TC4钛合金表面渗锆层的显微组织与摩擦磨损性能
Microstructure and Friction and Wear Properties of Zr-Alloyed Layer on TC4 Titanium Alloy Surface
摘 要
采用双层辉光等离子渗金属技术在TC4钛合金表面制备渗锆层, 研究了渗锆层的显微组织、相组成以及摩擦磨损性能, 并与TC4钛合金基体的摩擦磨损性能进行了对比。结果表明: TC4钛合金表面的渗锆层厚度约为10 μm; 渗锆层的组织连续、均匀、致密, 与基体结合良好, 锆含量由表层向基体内部呈梯度分布; 渗锆层的摩擦因数和比磨损率约为TC4钛合金基体的45.9%和13.6%, 摩擦磨损性能明显提高。
TC4钛合金
摩擦磨损性能
Zr-alloyed layer
TC4 titanium alloy
friction and wear property
Abstract
Zr-alloyed layer was prepared on TC4 titanium alloy surface by using the double glow plasma alloying technique.

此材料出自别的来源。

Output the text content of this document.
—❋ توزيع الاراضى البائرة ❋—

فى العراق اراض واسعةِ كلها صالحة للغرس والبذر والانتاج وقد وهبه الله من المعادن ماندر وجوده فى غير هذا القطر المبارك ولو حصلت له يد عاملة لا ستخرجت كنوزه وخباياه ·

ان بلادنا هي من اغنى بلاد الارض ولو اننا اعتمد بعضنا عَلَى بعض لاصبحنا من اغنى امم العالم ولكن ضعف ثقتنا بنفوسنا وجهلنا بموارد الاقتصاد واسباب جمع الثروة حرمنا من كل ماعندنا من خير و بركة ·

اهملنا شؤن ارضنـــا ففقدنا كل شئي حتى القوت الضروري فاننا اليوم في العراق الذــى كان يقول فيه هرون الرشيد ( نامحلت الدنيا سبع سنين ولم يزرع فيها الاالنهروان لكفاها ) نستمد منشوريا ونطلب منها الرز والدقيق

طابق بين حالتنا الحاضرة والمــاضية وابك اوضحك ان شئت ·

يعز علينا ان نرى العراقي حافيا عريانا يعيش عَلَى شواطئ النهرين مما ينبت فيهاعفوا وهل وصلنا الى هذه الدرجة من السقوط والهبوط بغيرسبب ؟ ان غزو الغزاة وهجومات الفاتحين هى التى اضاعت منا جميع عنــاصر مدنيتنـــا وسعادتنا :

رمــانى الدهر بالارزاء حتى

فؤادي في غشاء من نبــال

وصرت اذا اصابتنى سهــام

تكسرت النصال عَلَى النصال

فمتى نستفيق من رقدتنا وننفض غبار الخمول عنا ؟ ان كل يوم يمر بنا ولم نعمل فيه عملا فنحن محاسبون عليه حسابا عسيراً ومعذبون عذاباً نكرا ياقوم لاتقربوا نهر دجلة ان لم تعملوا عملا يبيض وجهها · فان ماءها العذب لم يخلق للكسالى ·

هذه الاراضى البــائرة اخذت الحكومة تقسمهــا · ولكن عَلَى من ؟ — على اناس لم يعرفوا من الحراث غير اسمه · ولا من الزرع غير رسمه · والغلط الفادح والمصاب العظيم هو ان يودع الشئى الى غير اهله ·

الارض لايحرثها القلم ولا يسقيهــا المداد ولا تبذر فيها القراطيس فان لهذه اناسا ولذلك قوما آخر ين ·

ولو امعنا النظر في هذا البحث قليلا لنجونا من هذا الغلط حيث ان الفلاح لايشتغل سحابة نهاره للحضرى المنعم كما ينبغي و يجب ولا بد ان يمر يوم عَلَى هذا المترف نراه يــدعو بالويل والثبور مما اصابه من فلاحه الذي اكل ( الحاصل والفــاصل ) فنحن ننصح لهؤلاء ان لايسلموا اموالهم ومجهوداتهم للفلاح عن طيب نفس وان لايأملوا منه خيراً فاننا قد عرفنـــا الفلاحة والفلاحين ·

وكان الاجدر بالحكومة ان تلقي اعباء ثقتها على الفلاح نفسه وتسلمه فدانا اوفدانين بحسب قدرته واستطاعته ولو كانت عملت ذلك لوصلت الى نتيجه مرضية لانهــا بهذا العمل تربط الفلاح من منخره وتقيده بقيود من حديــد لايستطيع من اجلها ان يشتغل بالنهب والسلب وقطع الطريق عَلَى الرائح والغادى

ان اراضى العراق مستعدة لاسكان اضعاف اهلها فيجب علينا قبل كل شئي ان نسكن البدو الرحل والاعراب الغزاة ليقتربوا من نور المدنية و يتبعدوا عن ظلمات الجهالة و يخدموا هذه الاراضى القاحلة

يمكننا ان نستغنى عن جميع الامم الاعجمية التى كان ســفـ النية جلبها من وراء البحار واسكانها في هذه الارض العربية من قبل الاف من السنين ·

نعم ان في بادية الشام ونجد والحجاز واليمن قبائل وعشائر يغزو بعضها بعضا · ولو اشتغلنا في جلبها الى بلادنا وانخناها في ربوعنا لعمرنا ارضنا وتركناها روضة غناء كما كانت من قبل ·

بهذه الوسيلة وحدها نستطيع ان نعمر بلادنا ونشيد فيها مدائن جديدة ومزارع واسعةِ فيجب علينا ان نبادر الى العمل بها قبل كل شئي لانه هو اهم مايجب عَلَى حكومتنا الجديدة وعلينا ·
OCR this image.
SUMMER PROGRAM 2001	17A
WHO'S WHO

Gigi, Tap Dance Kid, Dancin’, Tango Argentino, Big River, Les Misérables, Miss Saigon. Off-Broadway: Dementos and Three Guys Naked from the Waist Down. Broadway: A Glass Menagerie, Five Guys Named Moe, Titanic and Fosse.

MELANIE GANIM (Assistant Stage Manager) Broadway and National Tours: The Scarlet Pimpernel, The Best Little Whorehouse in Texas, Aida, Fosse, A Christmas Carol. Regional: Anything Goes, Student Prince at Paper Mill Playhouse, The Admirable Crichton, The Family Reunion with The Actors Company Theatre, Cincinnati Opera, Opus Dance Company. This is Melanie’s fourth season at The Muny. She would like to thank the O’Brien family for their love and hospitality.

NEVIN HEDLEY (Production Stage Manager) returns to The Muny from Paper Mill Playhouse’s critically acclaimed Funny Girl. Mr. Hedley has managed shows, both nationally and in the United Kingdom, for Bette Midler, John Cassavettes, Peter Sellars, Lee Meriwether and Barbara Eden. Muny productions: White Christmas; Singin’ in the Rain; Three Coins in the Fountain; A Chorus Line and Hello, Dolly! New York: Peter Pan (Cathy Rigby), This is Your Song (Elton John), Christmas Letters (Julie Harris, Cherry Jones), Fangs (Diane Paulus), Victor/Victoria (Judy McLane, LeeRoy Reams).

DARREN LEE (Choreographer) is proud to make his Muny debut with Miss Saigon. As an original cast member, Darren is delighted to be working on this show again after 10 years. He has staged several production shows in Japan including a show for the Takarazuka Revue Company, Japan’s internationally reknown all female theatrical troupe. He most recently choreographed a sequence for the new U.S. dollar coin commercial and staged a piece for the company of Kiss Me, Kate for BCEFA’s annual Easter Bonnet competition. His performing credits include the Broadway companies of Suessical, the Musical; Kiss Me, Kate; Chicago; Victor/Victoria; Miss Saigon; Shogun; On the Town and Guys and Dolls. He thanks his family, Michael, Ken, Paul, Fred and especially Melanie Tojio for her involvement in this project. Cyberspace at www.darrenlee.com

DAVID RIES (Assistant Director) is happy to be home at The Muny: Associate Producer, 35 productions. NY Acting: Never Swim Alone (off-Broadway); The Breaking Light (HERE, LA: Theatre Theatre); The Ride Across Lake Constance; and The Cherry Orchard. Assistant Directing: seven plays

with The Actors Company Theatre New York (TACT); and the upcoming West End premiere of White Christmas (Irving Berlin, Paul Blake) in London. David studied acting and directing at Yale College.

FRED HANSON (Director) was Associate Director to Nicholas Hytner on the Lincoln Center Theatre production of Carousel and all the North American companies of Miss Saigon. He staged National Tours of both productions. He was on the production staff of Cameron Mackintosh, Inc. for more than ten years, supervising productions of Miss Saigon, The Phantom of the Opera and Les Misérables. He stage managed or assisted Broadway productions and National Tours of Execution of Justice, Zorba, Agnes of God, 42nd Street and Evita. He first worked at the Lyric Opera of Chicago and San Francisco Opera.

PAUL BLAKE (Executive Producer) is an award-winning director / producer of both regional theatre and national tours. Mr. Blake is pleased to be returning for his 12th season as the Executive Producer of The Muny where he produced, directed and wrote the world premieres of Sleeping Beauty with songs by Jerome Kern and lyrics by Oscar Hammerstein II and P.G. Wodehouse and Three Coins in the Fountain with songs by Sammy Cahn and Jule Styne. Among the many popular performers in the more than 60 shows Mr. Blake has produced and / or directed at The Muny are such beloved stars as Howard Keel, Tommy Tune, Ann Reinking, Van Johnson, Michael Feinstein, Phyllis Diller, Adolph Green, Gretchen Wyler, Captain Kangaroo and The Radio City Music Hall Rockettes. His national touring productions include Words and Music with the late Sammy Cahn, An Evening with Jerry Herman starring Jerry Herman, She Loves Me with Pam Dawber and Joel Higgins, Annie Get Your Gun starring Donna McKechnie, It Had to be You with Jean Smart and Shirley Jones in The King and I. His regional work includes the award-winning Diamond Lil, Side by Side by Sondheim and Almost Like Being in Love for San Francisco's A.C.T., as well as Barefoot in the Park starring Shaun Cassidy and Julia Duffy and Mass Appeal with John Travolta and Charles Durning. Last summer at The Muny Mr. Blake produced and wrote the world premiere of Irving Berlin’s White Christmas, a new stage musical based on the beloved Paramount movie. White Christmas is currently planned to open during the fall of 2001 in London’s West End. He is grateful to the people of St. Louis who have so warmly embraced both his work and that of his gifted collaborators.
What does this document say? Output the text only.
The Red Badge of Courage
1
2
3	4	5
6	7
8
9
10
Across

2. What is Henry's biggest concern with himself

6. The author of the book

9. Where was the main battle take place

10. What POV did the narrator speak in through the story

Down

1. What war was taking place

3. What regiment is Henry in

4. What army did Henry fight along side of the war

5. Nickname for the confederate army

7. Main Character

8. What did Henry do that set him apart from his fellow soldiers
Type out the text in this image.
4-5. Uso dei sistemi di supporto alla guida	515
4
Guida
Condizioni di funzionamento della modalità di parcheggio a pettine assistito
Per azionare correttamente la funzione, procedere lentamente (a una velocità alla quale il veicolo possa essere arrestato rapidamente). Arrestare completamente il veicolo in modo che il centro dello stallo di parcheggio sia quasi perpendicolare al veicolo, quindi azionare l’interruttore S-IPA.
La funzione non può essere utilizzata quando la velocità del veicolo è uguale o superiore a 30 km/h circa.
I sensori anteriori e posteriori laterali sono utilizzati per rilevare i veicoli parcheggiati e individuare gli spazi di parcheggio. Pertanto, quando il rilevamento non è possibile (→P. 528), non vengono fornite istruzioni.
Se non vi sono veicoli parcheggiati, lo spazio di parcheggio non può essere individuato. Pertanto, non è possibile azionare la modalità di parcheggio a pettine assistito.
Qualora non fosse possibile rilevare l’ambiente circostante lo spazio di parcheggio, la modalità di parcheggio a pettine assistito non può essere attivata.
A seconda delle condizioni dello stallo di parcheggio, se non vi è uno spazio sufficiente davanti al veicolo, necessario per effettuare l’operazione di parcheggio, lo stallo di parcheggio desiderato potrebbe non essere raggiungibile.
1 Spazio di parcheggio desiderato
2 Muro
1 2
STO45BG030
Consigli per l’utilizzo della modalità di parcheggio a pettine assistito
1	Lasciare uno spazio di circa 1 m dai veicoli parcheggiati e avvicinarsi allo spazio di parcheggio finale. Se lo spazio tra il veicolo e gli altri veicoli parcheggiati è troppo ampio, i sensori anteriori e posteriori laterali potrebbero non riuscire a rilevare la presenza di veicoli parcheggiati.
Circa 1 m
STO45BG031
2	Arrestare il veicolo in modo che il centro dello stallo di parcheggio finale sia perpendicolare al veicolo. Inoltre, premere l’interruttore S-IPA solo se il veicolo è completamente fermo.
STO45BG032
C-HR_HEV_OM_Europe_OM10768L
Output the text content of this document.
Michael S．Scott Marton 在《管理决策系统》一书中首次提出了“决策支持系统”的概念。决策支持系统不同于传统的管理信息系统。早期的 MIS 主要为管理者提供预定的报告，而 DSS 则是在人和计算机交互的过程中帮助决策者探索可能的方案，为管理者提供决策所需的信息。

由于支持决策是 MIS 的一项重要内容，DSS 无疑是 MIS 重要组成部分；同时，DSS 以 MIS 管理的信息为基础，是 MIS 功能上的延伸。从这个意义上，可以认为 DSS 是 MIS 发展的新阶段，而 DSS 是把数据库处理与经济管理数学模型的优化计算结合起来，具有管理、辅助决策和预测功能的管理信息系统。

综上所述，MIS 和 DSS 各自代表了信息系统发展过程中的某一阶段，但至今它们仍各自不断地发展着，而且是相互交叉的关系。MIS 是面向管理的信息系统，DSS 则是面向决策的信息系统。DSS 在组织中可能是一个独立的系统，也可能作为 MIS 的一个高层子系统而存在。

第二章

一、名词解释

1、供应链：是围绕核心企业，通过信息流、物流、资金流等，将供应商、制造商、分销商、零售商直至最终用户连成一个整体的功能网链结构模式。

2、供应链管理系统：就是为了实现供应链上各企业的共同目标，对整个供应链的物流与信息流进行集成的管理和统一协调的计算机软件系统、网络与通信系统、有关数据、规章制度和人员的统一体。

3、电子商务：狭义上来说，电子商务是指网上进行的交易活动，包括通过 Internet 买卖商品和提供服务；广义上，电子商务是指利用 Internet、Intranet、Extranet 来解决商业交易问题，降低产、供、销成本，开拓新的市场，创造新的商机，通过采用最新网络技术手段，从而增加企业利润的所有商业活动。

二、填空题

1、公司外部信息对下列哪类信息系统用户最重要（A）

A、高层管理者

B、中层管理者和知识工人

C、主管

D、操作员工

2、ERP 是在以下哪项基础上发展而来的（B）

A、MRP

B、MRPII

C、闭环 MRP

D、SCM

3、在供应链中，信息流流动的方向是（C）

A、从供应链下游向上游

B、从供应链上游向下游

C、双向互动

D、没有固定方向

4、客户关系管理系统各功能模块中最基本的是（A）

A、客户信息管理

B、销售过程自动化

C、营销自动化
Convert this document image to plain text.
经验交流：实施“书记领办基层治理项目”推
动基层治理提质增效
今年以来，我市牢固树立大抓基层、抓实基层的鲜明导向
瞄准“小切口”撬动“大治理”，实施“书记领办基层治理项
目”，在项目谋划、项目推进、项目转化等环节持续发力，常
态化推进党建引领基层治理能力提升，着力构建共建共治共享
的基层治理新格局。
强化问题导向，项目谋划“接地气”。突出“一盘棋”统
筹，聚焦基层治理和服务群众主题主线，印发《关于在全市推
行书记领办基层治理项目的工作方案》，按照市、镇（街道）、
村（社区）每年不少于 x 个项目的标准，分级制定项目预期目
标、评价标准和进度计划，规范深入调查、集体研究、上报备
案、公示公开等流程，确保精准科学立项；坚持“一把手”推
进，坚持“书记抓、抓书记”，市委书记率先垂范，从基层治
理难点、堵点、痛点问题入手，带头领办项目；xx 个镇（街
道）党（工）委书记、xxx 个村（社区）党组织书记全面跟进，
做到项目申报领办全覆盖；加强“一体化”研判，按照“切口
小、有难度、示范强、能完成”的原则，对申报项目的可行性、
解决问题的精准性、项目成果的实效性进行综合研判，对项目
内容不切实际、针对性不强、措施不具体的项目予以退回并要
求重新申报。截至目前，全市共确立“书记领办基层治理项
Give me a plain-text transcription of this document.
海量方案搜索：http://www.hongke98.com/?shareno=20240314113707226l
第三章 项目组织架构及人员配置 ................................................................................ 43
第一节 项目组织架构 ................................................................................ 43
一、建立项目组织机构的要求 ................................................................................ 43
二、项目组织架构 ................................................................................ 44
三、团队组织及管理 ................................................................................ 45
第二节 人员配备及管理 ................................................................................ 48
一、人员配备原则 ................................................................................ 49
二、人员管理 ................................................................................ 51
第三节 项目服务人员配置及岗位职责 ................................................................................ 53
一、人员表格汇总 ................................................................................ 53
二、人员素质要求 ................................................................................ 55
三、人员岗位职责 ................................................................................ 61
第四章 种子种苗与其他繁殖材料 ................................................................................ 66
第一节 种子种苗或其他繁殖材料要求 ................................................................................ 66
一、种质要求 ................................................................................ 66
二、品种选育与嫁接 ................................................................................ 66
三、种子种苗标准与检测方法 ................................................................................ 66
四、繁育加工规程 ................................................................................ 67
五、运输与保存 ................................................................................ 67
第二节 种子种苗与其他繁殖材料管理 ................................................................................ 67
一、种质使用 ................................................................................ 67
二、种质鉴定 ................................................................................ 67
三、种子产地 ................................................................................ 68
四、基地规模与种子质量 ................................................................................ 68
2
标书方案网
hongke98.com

The microstructure, phase component and friction and wear properties of the layer were studied, and the friction and wear properties of Zr-alloyed layer were compared with that of TC4 titanium alloy substrate. The results show that the thickness of Zr-alloyed layer on TC4 titaniuim alloy was about 10 μm. The Zr-alloyed layer was continuous, uniform and compact, and well combined with the substrate. The content of Zr in Zr-alloyed layer exhibited gradient distribution from the surface to substrate. The friction coefficient and specific wear rate of Zr-alloyed layer were 45.9% and 13.6% of that of TC4 titanium alloy substrate, friction and wear properties of Zr-alloyed layer was higher than that of TC4 titanium alloy substrate.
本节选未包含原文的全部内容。